Он будет думать об этом с легкой усмешкой, с печалью. Какие же они были дети… Он вот написал Марине записку. Она покраснела. А потом он подошел к Борьке Кривокалинскому и влепил ему по шее разá: просто так, ни за что, чтобы он знал… Потом был еще вечер, но она туда не пришла. Он видел ее только на лестнице, редко. Они учились в разных школах. Да и что бы у них могло быть? Он, правда, стал одно время еще больше думать о ней. Стихов он больше вообще не писал. Синюю книжку он запрятал так далеко, что она потом потерялась. И была еще рябиновая палка, которую он два года назад сам срезал на даче. ЛЮБИМОЙ МАМУСЕ ОТ МИШИ — было там выжжено увеличительным стеклом. Эта палка валялась где-то за шкафом, когда он про нее вдруг вспомнил. Он разломил ее пополам и сжег в печке, растапливая газетами.
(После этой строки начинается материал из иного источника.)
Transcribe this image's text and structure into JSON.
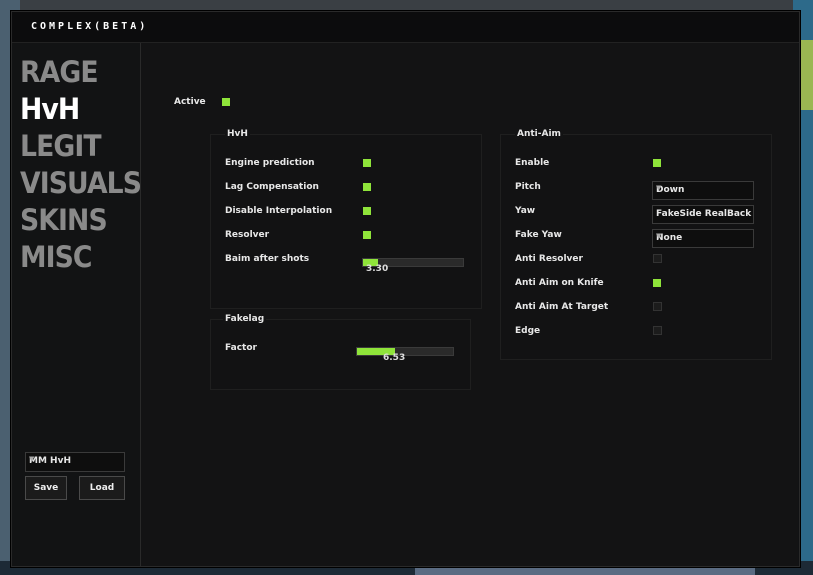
{
  "window": {
    "title": "COMPLEX(BETA)"
  },
  "nav": {
    "items": [
      {
        "label": "RAGE",
        "active": false
      },
      {
        "label": "HvH",
        "active": true
      },
      {
        "label": "LEGIT",
        "active": false
      },
      {
        "label": "VISUALS",
        "active": false
      },
      {
        "label": "SKINS",
        "active": false
      },
      {
        "label": "MISC",
        "active": false
      }
    ],
    "config": {
      "selected": "MM HvH"
    },
    "save_label": "Save",
    "load_label": "Load"
  },
  "main": {
    "active_label": "Active",
    "active_checked": true,
    "hvh": {
      "title": "HvH",
      "engine_prediction": "Engine prediction",
      "lag_compensation": "Lag Compensation",
      "disable_interpolation": "Disable Interpolation",
      "resolver": "Resolver",
      "baim_after_shots": "Baim after shots",
      "baim_value": "3.30",
      "baim_fill": 0.15
    },
    "fakelag": {
      "title": "Fakelag",
      "factor": "Factor",
      "factor_value": "6.53",
      "factor_fill": 0.4
    },
    "antiaim": {
      "title": "Anti-Aim",
      "enable": "Enable",
      "pitch": "Pitch",
      "pitch_value": "Down",
      "yaw": "Yaw",
      "yaw_value": "FakeSide RealBack",
      "fake_yaw": "Fake Yaw",
      "fake_yaw_value": "None",
      "anti_resolver": "Anti Resolver",
      "anti_aim_knife": "Anti Aim on Knife",
      "anti_aim_target": "Anti Aim At Target",
      "edge": "Edge"
    }
  },
  "colors": {
    "accent": "#8fe43a",
    "background": "#111214"
  }
}
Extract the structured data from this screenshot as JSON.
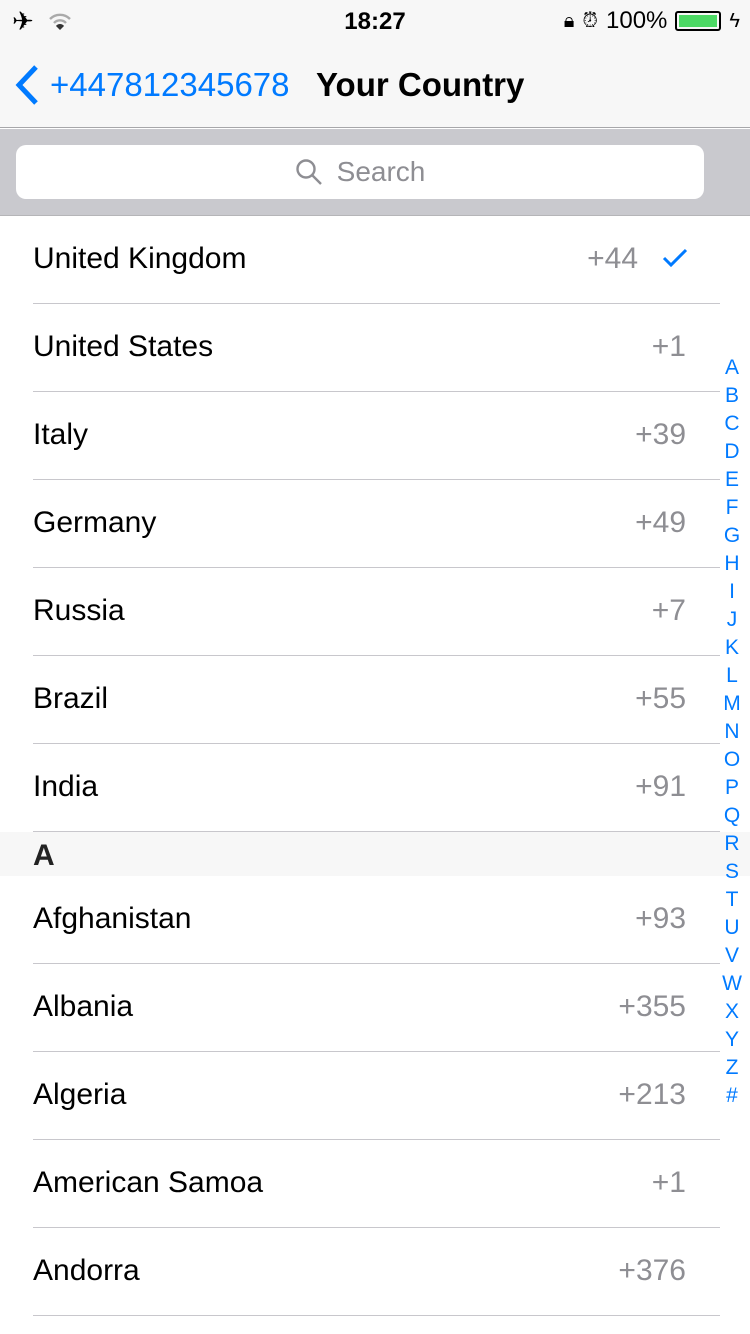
{
  "status": {
    "time": "18:27",
    "battery": "100%",
    "icons": [
      "airplane-icon",
      "wifi-icon",
      "rotation-lock-icon",
      "alarm-icon",
      "battery-icon",
      "charging-icon"
    ]
  },
  "nav": {
    "back_label": "+447812345678",
    "title": "Your Country"
  },
  "search": {
    "placeholder": "Search"
  },
  "top_countries": [
    {
      "name": "United Kingdom",
      "code": "+44",
      "selected": true
    },
    {
      "name": "United States",
      "code": "+1"
    },
    {
      "name": "Italy",
      "code": "+39"
    },
    {
      "name": "Germany",
      "code": "+49"
    },
    {
      "name": "Russia",
      "code": "+7"
    },
    {
      "name": "Brazil",
      "code": "+55"
    },
    {
      "name": "India",
      "code": "+91"
    }
  ],
  "sections": [
    {
      "letter": "A",
      "countries": [
        {
          "name": "Afghanistan",
          "code": "+93"
        },
        {
          "name": "Albania",
          "code": "+355"
        },
        {
          "name": "Algeria",
          "code": "+213"
        },
        {
          "name": "American Samoa",
          "code": "+1"
        },
        {
          "name": "Andorra",
          "code": "+376"
        }
      ]
    }
  ],
  "index": [
    "A",
    "B",
    "C",
    "D",
    "E",
    "F",
    "G",
    "H",
    "I",
    "J",
    "K",
    "L",
    "M",
    "N",
    "O",
    "P",
    "Q",
    "R",
    "S",
    "T",
    "U",
    "V",
    "W",
    "X",
    "Y",
    "Z",
    "#"
  ],
  "colors": {
    "accent": "#007aff",
    "battery": "#4cd964"
  }
}
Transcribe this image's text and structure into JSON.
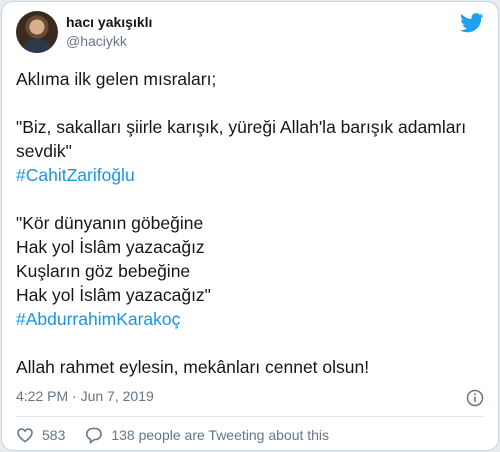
{
  "author": {
    "display_name": "hacı yakışıklı",
    "handle": "@haciykk"
  },
  "tweet": {
    "line1": "Aklıma ilk gelen mısraları;",
    "quote1_line1": "\"Biz, sakalları şiirle karışık, yüreği Allah'la barışık adamları",
    "quote1_line2": "sevdik\"",
    "hashtag1": "#CahitZarifoğlu",
    "quote2_line1": "\"Kör dünyanın göbeğine",
    "quote2_line2": "Hak yol İslâm yazacağız",
    "quote2_line3": "Kuşların göz bebeğine",
    "quote2_line4": "Hak yol İslâm yazacağız\"",
    "hashtag2": "#AbdurrahimKarakoç",
    "closing": "Allah rahmet eylesin, mekânları cennet olsun!"
  },
  "meta": {
    "time": "4:22 PM",
    "separator": "·",
    "date": "Jun 7, 2019"
  },
  "actions": {
    "likes": "583",
    "tweeting_text": "138 people are Tweeting about this"
  },
  "icons": {
    "brand": "twitter-bird-icon",
    "info": "info-icon",
    "like": "heart-icon",
    "reply": "speech-bubble-icon"
  },
  "colors": {
    "brand": "#1da1f2",
    "hashtag": "#1b95e0",
    "secondary_text": "#657786"
  }
}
Его уже не спрашивали в ту пору — кого ты больше любишь, папу или маму? Он не отвечал на такой вопрос и самому себе: он не задумывался, кого любит больше и любит ли вообще. Он даже не размышлял: что же для него радость, а что — горе? Все менялось: то, что уже прошло, он, казалось, совсем забывал, и оно для него вроде бы ничего и не значило. Он забыл, кажется, и ту историю с синей книжкой. Все у них с матерью потом было по-прежнему. Правда, раньше он мог лежать вечером в постели — свет погашен, темно, оба уже почти спят — и в темноте, закрыв глаза, может быть со смущением, запинаясь, но все же рассказывать маме про себя, про Вовку Трофимова, о чем он сейчас думает, что они делают в школе, — такого теперь уже не было. Он замкнулся, стал подозрительным. Когда потом он начал вести дневник, то тоже сначала прятал его — в самый дальний угол стола, хотя со временем потом перестал все-таки прятать: надоело, он устал, нельзя же вечно скрываться. Дневник тогда открыто лежал, и он, листая его, вспоминал, просто не мог не думать, что вот она, может быть, все читала — все, что там написано. Сомнения такие долго терзали его. И если бы это были лишь подозрения. Она, конечно, читала. Боже мой, женщина. Разве устоит ее любопытство перед таким искушением: сын что-то пишет. Она читала и даже не могла сдержаться, не показать, что вот она читала и она что-то знает. Ей хотелось показать перед другими (гости приходили, ее подруги) и даже вроде бы перед ним: вот что я знаю! вот какой у меня сын растет! вот что он умеет! Она ведь им, конечно, по-своему даже гордилась… А он часто по одному только слову, сказанному ею, узнавал, откуда она взяла это слово или почему она так говорит, понимал, что она хочет и не хочет этим сказать, опять вспоминал все сначала, что было, и мучился, мучился. Опять начинал прятать дневник. Но опять ненадолго, потому что так долго нельзя. И так год за годом. Положение, ему казалось, было безвыходное. И у него были минуты отчаяния.